The very troubling charges against Freundel have apparently shocked relevant organizations enough for them to rethink their operations. In addition to announcing that Freundel’s conversions are indeed kosher, the RCA will now appoint a woman or a group of women to act as ombudsmen on every woman’s conversion case, since Orthodox conversion court judges are all male.

And the Mikveh Emunah Society, which oversees two Washington-area mikvahs, issued new policies and security arrangements that show they are serious about not letting what happened in Georgetown happen in suburban Maryland. From now on, any male volunteer or maintenance worker must be accompanied into the ritual bath facility by a woman; the society will also employ an independent security firm to inspect its facilities and offer guidance on future security needs.

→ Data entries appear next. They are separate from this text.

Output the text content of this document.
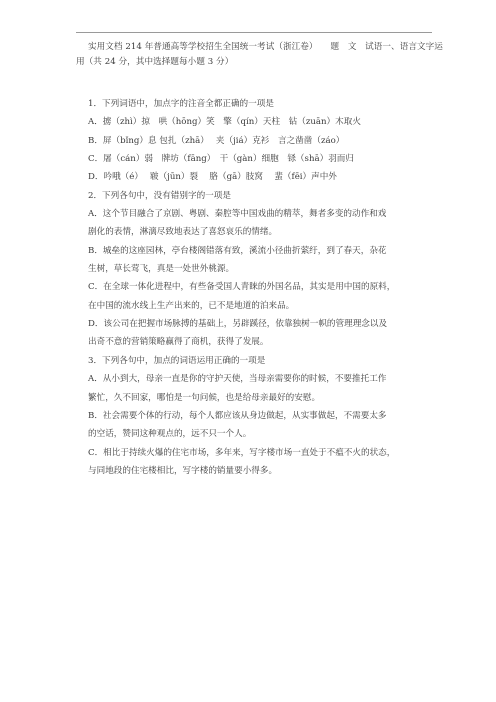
实用文档 214 年普通高等学校招生全国统一考试（浙江卷）　　题　文　试语一、语言文字运用（共 24 分，其中选择题每小题 3 分）
1．下列词语中，加点字的注音全都正确的一项是
A．掳（zhì）掠　哄（hōng）笑　擎（qín）天柱　钻（zuān）木取火
B．屏（bǐng）息 包扎（zhā）　 夹（jiá）克衫　言之凿凿（záo）
C．屠（cán）弱　牌坊（fāng）　干（gàn）细胞　铩（shā）羽而归
D．吟哦（é）　 皲（jūn）裂　 胳（gā）肢窝　 蜚（fēi）声中外
2．下列各句中，没有错别字的一项是
A．这个节目融合了京剧、粤剧、秦腔等中国戏曲的精萃，舞者多变的动作和戏
剧化的表情，淋漓尽致地表达了喜怒哀乐的情绪。
B．城垒的这座园林，亭台楼阁错落有致，溪流小径曲折萦纡，到了春天，杂花
生树，草长莺飞，真是一处世外桃源。
C．在全球一体化进程中，有些备受国人青睐的外国名品，其实是用中国的原料，
在中国的流水线上生产出来的，已不是地道的泊来品。
D．该公司在把握市场脉搏的基础上，另辟蹊径，依靠独树一帜的管理理念以及
出奇不意的营销策略赢得了商机，获得了发展。
3．下列各句中，加点的词语运用正确的一项是
A．从小到大，母亲一直是你的守护天使，当母亲需要你的时候，不要推托工作
繁忙，久不回家，哪怕是一句问候，也是给母亲最好的安慰。
B．社会需要个体的行动，每个人都应该从身边做起，从实事做起，不需要太多
的空话，赞同这种观点的，远不只一个人。
C．相比于持续火爆的住宅市场，多年来，写字楼市场一直处于不瘟不火的状态，
与同地段的住宅楼相比，写字楼的销量要小得多。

We approve of these developments and see in them a model for how ritual baths around the country can cleanse the stain of the Freundel case and protect their users from further invasions of privacy. It would be an unquestionable betrayal of conscience to allow the sanctity of a time-honored Jewish practice to be forever tarnished by failing to learn the lessons of what allegedly occurred in Georgetown.